Can we develop a template or philosophy of regulation that would apply in most cases? Or is much or all of this driven by self-interest? I would be interested in your thoughts on this.
Dan
Posted by: Dan Anderson-Little | Nov 22, 2010 at 10:22 AM
Dan this is a collection that would require some significant breakdown. For instance, pollution is the quintessential example of #2 in the article. Polluting the air or water imposes a substantial cost to those who most weren't a party the selling and buying of the polluting companies product. From a property rights standpoint, it can frequently be argued that your pollution is an uncompensated appropriation of my property (land and air) ... a type of theft and therefore not very free market. So regulation makes sure that potential polluters play fair. Depending on the issue, it could mean banning/limiting some production, taxing production, or other alternatives.

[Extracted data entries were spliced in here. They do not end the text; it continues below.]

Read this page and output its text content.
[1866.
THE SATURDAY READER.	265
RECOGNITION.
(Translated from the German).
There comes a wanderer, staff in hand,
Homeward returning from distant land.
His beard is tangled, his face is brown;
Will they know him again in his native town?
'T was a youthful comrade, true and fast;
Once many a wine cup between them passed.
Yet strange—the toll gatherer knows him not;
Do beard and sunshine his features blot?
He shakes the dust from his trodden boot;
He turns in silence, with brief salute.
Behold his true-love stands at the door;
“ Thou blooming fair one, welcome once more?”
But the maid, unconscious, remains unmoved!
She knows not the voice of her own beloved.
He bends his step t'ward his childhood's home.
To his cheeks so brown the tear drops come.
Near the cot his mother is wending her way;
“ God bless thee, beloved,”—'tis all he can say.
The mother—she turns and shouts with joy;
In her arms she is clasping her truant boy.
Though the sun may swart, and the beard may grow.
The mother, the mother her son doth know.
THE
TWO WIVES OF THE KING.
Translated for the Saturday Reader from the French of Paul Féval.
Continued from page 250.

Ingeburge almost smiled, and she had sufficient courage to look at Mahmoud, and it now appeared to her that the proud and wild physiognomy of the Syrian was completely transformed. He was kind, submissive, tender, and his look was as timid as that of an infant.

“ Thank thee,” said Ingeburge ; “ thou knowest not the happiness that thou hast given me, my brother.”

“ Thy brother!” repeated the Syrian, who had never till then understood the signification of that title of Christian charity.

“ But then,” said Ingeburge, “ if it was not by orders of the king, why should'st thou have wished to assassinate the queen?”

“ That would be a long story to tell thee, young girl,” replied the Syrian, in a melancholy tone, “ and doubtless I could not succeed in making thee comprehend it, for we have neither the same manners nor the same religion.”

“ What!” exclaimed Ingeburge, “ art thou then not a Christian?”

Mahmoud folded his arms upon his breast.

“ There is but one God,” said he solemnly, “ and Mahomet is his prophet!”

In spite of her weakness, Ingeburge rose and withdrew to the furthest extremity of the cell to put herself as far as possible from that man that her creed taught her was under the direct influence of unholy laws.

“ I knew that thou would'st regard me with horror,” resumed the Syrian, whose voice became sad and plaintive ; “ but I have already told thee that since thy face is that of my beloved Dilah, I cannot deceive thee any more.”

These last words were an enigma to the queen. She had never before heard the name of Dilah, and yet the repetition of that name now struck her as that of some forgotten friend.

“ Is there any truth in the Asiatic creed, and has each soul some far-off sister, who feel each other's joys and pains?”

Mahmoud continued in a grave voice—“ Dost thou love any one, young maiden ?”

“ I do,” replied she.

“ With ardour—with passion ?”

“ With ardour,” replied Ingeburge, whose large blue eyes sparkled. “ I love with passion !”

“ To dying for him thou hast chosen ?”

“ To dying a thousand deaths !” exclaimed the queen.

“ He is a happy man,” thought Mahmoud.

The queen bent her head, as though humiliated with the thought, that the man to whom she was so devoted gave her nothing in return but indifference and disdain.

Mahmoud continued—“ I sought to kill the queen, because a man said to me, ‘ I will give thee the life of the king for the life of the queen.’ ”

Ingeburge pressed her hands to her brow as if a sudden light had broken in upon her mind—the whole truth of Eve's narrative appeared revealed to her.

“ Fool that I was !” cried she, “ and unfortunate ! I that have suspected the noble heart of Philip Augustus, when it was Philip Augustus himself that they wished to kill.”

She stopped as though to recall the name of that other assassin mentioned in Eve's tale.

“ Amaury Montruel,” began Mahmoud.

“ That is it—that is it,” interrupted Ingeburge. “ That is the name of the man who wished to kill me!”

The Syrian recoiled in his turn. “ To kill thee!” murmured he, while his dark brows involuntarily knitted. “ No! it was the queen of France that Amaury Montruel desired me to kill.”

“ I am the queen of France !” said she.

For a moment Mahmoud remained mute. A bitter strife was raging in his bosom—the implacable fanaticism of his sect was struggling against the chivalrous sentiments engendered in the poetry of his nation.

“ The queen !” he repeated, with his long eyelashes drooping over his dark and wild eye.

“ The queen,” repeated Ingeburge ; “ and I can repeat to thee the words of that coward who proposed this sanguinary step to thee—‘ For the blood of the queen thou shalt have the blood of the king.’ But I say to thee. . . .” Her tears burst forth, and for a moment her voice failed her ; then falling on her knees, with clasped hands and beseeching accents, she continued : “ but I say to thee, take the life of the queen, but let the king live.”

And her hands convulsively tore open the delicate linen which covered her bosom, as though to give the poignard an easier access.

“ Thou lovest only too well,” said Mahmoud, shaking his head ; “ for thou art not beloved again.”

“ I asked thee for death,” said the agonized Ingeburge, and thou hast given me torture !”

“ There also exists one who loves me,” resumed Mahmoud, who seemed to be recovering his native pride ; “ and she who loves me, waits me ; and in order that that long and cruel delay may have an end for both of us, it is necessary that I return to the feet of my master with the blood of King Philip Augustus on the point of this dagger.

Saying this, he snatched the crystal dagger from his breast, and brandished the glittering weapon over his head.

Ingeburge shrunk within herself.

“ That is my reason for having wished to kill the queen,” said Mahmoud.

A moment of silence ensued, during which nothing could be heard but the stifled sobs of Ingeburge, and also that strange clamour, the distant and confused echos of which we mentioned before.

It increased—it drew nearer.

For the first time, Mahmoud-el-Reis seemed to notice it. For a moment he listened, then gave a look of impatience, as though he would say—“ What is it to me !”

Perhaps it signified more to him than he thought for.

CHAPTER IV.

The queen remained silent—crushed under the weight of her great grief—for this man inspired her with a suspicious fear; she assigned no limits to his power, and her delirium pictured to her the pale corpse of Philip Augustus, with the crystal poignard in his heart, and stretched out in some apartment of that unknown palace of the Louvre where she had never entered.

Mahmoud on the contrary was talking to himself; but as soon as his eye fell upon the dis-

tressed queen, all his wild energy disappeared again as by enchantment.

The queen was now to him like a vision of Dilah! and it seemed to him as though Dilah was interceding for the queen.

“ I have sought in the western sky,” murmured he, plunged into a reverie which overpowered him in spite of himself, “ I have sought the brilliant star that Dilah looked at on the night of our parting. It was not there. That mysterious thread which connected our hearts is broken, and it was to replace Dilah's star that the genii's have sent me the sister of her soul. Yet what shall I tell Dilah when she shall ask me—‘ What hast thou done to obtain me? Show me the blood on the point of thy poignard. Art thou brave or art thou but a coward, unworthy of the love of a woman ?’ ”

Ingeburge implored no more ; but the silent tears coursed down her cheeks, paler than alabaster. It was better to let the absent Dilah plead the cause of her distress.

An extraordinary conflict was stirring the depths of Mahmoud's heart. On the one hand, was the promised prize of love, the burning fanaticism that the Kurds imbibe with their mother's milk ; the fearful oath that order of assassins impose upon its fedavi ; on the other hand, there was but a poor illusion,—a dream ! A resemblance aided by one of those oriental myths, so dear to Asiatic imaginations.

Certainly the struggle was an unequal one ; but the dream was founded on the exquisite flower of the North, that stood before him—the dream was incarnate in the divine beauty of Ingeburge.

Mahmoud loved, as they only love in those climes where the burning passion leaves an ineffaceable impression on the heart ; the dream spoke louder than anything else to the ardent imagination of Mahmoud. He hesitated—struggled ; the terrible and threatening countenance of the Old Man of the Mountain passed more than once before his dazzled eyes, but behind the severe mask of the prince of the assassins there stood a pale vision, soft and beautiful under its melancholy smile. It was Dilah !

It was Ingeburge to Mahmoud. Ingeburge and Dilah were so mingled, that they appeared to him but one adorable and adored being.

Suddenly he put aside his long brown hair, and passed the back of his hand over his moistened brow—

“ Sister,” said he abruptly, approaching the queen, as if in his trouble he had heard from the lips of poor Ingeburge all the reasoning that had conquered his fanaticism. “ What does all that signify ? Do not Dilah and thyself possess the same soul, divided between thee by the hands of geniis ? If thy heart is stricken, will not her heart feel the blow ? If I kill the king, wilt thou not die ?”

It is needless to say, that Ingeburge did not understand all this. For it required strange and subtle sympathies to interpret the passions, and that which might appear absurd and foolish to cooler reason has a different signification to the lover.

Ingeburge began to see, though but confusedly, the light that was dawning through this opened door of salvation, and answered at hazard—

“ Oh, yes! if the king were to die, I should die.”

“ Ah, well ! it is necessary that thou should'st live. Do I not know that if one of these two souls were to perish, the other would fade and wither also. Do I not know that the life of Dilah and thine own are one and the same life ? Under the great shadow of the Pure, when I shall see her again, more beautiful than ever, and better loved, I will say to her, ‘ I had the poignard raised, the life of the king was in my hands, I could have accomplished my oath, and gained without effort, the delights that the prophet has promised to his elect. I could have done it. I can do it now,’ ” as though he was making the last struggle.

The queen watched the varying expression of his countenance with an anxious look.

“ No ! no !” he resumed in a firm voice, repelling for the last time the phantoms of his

Warnings on cigarettes might meet #4. Consumers need to know the full costs they could encounter for purchasing the product.
NLRB and Affirmative Action could be seen as addressing anti-competitive behavior of businesses against labor or specific minority groups. The goal is not to privilege these groups but equalize competitive factors in the economy.
As you say, the devil is in the details. First it has to be established that something anti-competitive has emerged. Second, a strategy must be adopted to change the status quo. Frequently, there are unintended secondary consequences. A common example is imposing rent controls to make housing affordable. But rent controls mean landlords can't raise prices to capture what the market price is for their units. Meanwhile, tenants hang on to units subletting them to others, getting a profit above the rent control price. Landlords can't make enough money and let buildings deteriorate. In some extreme cases (Ex. Brooklyn, Detroit, Chicago), landlords resort to arson to destroy their buildings and collect the insurance. Developers cease building new units because they can't get the income. In short, the real cost of renting rises and the number of units decline under rent control. There is correlation between rent control measures and increased homelessness. Sometimes working with the market to develop solutions is better than working against the market with regulation. Does that make sense?
There are also some things government needs to do (or are at least preferable or them to do.) No one individual is going to build their own tornado early warning system, where they put out all the money but the whole neighborhood gets the benefit. It is better to have everyone contribute a small amount and have government provide such services.
Also, each of us benefits by everyone else being able to read and do math at a basic functional level. There are positive spillovers to all of society beyond the benefit received by individuals. If for no other reason, it facilitates our ability to engage in commerce with each other and vote about public policy. Therefore, investing in everyone receiving a basic education and requiring it has positive spillover that would not be achieved it were simply left optional. You might say some similar things about some aspects of health care. But again, I go back to the rent control example, it is critical to more prudent and less ideological about how to accomplish much of this.